It's Friday - it's Prom Night for my soon-to-be 17 year old daughter. She arrives home from school with no expectation, excitement or even knowledge that tonight will be any different from any other night. She will have three dates: her father, driving down from Maryland just for the evening, her step-dad and me.
I head her straight upstairs after school and slip her into a soapy tub noticing her S-shaped spine, the hallmark of scoliosis. Noticing the tiny scar along her upper right rib where the chest tube was placed at 22 months old after she aspirated on vomit during a 60 minute tonic clonic seizure. So many stories we've shared. So many stories, and here we are all these years later.
I shampoo her hair, carefully shave her legs, pat her dry and secure her back in a diaper and comfy clothes then proceed to torture her by blow drying and brushing her hair.
I plug in my curling wand and practice the patience of twirling sections of hair into soft tendrils on an uncooperative victim of my primping. She is overwhelmed by all of this physical attention and dramatic change in her after-school routine. I am overwhelmed with happiness at another night of prom. The hair won't last more than an hour, but that's okay. It's worth it to dress my baby girl up once a year. It's worth it to make her look as special as she is.
and tearful... and aggressive.
This is before she smacked Tink in the head...
and this is after clocking Tink and poking Pink in the eye and every one's mood was going down hill fast.
So, obviously that went well.
I tell her no one can be this miserable when they look this beautiful, but she just isn't having any of it. This is the time I have to forget about my voracious picture taking habit and just leave her a little peace.
The prom is the brain child of Jessica C., a vocational specialist at my daughter's special school who decided four years ago to put together an amazing prom night for the students and their parents.
A mother of 2 and a full time employee, Jessica does not get paid anything extra for the hours and hours she and the prom committee volunteers spend to organize a spectacular event. They do not cut corners because they think the kids "won't notice." In fact, they strive to make it just as elegant, special, and beautiful as any "typical" prom at a "typical" school. If the world were full of people like Jessica it would be a magnificent place.
CB and her devoted teacher of 5 years, who worked all day, is on the prom committee, and attended the prom 8 months pregnant. Bless her sweet soul!
It was really difficult to get CB's picture all night. This is the usual case with her, but it seemed even more difficult for some reason. Probably because I was all eager with my new camera. So I figured when someone won't look at the lens, I'll just have to get all "artsy" with it.
Her mood was a bit all over the place tonight and she had a few "Mike Tyson" moments, punching unsuspecting people who got too close. I escaped the right hooks, but got a killer calf workout from wrangling her while in stilettos.
I think most of the time she was happy though. Especially when the DJ got going.

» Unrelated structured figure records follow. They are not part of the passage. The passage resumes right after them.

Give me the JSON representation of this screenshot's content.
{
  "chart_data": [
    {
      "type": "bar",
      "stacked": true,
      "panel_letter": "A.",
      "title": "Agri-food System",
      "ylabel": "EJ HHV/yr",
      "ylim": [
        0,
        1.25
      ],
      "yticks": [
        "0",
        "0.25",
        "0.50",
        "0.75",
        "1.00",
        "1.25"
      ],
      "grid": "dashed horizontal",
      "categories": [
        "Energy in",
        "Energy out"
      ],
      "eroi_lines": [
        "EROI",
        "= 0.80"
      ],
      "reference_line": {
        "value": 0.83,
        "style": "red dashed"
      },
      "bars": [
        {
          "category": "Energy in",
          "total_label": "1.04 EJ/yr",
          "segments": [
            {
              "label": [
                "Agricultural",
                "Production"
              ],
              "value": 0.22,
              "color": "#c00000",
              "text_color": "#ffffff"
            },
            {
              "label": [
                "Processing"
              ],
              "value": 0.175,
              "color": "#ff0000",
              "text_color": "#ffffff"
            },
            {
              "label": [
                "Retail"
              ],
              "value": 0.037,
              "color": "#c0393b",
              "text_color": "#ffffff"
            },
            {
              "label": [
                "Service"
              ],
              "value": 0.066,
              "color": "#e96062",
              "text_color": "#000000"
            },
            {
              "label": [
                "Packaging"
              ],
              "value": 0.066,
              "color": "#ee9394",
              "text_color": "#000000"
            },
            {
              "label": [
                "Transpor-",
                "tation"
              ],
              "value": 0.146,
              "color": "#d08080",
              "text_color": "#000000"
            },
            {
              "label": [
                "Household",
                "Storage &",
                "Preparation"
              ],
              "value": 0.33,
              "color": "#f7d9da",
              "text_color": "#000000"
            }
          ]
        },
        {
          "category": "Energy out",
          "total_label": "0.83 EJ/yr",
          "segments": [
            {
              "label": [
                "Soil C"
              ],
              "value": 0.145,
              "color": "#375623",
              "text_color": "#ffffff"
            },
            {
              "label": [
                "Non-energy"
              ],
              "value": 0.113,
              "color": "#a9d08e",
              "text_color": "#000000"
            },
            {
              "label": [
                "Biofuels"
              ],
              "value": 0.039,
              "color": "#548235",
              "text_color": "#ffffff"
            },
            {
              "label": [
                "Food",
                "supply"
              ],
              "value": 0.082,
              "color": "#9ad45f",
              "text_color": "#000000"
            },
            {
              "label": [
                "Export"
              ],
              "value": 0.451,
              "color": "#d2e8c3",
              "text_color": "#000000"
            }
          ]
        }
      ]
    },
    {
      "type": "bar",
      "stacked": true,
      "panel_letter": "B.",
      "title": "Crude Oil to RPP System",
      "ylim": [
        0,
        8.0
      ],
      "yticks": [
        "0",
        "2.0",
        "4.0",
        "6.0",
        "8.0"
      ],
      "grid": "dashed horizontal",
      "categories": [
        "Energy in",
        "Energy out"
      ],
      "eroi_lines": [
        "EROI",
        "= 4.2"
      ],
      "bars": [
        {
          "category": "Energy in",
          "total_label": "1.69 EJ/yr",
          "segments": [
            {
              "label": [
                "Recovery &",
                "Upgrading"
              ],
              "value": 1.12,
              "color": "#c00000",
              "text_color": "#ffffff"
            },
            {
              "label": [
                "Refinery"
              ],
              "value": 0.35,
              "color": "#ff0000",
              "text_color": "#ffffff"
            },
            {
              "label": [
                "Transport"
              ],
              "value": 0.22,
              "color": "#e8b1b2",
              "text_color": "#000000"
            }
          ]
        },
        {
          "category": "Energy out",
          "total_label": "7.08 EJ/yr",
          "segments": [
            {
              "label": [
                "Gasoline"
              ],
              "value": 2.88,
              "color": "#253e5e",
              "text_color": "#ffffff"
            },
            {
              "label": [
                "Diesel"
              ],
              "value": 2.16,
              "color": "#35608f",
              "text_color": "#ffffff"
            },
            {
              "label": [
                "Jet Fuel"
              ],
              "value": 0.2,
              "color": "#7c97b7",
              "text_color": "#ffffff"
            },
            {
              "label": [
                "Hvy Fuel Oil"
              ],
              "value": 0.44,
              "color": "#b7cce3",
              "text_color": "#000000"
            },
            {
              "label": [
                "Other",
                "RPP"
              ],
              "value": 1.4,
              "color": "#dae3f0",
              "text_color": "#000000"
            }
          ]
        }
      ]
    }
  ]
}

Some of the student's from CB's class together for a photo.
A friend of mine from church was there with her son. We often find ourselves sitting back in the church's "crying room" together. Her son, verbal and able to perform many more life skills than CB, attempted to coax her out on the dance floor. She was demure, playing a tad bit hard to get. But, she didn't right hook him. It was the sweetest thing I've ever seen.
As always, it is a great night. A night where we can all show up with our children and not feel conspicuous, not "shush" them or stop them from being themselves in a public setting. It is not just a night for them, it is a night for us too as their caregivers. A night to be able to do something really special with our children in a space of comfort and love. A place where no one does a double take, no one backs away, no one stares or wonders. Everyone here shares the same story.
CB had a great time, but I have to admit that when we arrived home at 10:30 pm, that's when I saw the biggest smile of the night on her face. She was just happy to snuggle up in bed and sleep. A girl after my own heart.